Since 2017, BEP has issued two green bonds through project-level financings for an aggregate
value of US$780 million. Citing BEP's environmental stewardship, commitment to renewable
power, and use of proceeds towards renewable power generation, the green bonds received E-1
Green Evaluation scores from S&P - the highest on its scale.
BEP is committed to sustainable development principles that reduce the impact of our operations
and help to manage the underlying water resources efficiently. Low Impact Hydropower Institute
(LIHI) certification is a voluntary certification program designed to help identify and provide market
incentives for hydropower operations that are minimizing their environmental impacts. BEP has
received LIHI certification for 52 hydro facilities across the US, more than any other operator,
making it the U.S. leader in low impact hydropower generation.

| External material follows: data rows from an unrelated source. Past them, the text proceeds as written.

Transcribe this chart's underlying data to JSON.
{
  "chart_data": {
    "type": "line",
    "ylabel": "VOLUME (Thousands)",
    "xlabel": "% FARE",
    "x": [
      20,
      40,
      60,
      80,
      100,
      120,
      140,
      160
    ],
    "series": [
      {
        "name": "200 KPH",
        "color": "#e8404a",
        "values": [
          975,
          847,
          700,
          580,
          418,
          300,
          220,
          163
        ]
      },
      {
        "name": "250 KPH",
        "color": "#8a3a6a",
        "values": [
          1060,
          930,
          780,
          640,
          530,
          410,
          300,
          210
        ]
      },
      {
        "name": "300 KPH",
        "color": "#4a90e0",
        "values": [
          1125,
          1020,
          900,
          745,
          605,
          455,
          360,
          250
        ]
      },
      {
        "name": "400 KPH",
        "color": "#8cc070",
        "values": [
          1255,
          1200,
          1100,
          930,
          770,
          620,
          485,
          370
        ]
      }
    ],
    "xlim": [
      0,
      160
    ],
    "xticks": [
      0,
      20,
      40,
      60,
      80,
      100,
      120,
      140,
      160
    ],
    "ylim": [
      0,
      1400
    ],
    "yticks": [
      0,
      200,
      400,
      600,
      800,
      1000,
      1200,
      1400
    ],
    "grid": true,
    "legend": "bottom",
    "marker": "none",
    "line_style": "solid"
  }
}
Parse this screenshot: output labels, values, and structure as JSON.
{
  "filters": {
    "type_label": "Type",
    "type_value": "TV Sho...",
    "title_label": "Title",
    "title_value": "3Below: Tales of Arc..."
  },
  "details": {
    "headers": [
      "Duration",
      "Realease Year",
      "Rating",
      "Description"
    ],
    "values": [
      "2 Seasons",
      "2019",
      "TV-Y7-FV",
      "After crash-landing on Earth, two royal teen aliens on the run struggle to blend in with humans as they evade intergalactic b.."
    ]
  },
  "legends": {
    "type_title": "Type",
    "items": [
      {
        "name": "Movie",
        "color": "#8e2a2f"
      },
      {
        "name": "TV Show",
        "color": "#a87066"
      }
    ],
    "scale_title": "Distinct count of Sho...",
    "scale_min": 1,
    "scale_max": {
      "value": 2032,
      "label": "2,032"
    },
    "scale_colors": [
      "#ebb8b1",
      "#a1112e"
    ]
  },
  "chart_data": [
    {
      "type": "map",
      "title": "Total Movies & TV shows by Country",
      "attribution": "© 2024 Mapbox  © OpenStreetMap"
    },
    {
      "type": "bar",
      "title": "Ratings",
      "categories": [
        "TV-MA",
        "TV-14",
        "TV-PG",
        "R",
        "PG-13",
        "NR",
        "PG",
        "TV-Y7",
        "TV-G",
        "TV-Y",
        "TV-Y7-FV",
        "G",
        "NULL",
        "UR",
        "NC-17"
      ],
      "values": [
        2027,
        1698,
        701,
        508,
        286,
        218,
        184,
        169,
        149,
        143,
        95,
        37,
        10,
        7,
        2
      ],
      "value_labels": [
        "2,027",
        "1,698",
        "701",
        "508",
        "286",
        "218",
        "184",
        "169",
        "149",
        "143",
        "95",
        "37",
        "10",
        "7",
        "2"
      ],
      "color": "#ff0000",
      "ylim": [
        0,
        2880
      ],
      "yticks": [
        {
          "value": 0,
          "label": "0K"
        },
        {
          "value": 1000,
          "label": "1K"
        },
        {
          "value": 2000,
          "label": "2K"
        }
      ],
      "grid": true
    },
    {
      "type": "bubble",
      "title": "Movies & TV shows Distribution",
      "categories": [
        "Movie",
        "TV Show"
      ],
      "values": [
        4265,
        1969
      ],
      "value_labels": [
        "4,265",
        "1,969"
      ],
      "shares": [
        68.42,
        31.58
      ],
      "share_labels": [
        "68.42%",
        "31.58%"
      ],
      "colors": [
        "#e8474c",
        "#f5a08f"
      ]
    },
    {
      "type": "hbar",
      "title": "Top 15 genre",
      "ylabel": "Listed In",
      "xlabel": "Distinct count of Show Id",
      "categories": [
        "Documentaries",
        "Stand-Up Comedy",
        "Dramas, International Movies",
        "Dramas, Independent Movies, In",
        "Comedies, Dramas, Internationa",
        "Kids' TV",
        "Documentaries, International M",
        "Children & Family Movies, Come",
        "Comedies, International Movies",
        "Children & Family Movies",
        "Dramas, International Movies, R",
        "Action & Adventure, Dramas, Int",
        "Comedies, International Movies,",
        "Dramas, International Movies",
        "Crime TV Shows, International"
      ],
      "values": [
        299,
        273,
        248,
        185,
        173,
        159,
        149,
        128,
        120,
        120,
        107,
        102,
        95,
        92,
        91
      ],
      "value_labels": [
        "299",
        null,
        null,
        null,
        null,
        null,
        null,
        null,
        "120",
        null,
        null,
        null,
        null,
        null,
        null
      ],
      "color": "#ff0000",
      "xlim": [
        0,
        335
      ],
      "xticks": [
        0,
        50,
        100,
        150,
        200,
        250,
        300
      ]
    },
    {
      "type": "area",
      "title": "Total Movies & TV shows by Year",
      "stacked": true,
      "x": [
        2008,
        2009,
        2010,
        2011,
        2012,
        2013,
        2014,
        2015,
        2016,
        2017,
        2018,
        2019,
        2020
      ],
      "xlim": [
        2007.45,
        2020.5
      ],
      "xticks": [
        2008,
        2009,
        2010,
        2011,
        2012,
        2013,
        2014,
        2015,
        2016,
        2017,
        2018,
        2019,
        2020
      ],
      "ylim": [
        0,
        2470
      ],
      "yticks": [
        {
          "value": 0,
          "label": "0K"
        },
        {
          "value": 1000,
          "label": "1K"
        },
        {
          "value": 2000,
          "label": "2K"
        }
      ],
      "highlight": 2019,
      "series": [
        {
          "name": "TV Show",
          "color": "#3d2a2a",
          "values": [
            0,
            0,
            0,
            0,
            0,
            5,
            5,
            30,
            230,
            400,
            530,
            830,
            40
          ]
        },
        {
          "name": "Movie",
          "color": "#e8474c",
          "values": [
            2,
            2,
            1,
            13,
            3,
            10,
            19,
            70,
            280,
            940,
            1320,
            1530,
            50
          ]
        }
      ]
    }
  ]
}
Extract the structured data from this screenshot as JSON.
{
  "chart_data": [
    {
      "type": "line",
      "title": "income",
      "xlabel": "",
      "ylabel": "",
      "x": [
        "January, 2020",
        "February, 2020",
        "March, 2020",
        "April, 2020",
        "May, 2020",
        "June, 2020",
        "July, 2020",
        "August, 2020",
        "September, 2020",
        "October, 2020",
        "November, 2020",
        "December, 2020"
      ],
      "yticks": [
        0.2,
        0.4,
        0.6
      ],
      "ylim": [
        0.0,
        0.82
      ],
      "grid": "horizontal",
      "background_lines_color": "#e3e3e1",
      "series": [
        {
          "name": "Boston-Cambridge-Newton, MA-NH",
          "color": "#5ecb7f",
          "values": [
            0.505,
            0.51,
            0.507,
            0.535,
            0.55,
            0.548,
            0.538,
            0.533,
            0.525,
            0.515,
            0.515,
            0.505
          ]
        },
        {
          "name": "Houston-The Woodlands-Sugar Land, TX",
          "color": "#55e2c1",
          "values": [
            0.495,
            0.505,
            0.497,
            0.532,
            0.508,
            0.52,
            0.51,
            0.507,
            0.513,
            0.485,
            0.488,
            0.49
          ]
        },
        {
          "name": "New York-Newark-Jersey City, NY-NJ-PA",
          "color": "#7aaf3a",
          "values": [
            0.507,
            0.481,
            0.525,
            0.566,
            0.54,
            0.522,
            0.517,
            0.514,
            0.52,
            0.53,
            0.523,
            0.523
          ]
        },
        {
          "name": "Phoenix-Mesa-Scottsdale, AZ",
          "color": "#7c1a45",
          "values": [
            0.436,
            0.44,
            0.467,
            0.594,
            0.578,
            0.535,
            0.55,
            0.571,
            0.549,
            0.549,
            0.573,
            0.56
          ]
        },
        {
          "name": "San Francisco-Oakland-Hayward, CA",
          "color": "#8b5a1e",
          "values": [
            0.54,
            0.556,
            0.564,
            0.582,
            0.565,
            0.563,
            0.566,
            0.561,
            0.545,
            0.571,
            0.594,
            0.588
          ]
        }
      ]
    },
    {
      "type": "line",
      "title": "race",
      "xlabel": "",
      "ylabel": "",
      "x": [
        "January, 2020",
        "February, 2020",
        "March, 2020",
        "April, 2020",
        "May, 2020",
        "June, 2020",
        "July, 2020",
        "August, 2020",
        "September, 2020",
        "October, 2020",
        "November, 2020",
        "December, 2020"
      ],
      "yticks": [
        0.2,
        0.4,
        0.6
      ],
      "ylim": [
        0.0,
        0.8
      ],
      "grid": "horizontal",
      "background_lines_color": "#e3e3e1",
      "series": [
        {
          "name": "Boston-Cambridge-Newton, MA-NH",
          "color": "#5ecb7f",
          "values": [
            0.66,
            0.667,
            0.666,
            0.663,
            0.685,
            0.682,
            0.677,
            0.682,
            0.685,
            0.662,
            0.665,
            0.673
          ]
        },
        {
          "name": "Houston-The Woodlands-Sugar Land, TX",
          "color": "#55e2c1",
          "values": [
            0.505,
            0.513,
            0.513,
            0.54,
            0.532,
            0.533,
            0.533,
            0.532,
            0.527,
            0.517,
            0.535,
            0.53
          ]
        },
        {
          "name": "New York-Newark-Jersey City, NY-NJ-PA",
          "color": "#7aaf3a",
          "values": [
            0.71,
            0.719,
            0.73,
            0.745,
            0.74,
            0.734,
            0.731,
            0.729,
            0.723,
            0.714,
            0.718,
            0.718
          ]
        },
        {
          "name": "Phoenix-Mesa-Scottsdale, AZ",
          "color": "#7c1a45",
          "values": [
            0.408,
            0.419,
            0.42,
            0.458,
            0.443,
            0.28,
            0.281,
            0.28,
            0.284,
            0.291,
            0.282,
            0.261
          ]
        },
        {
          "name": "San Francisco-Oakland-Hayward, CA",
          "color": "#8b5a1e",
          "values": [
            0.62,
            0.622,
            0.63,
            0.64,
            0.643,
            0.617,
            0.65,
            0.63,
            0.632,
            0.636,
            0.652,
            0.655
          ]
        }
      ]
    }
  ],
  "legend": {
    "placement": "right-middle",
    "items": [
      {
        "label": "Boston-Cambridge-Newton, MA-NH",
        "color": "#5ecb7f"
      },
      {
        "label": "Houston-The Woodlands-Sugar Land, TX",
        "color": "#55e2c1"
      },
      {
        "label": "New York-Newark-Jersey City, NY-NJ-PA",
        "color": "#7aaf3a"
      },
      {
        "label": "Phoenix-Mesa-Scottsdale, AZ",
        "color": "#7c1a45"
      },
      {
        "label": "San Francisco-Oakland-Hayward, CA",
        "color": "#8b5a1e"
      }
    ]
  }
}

The Environmental Choice Program is a comprehensive national program sponsored by
Environment Canada. It certifies manufacturers and suppliers that produce products and services
that are less harmful to the environment. These bear the EcoLogo registered trademark. 22 of our
hydroelectric facilities in Ontario, Quebec, and British Columbia meet the strict standards of the
Environmental Choice Program.
The Brookfield Environmental Education Center was established in Guarani, Minas Gerais, Brazil,
from a partnership between Brookfield Energia Renovável and the local community. The project
aims to provide the entire population of the Pomba River Valley a place to develop environmental
education projects. To make the project sustainable, the local community was trained to manage
the Environmental Education Center and created a non-governmental organization to do it.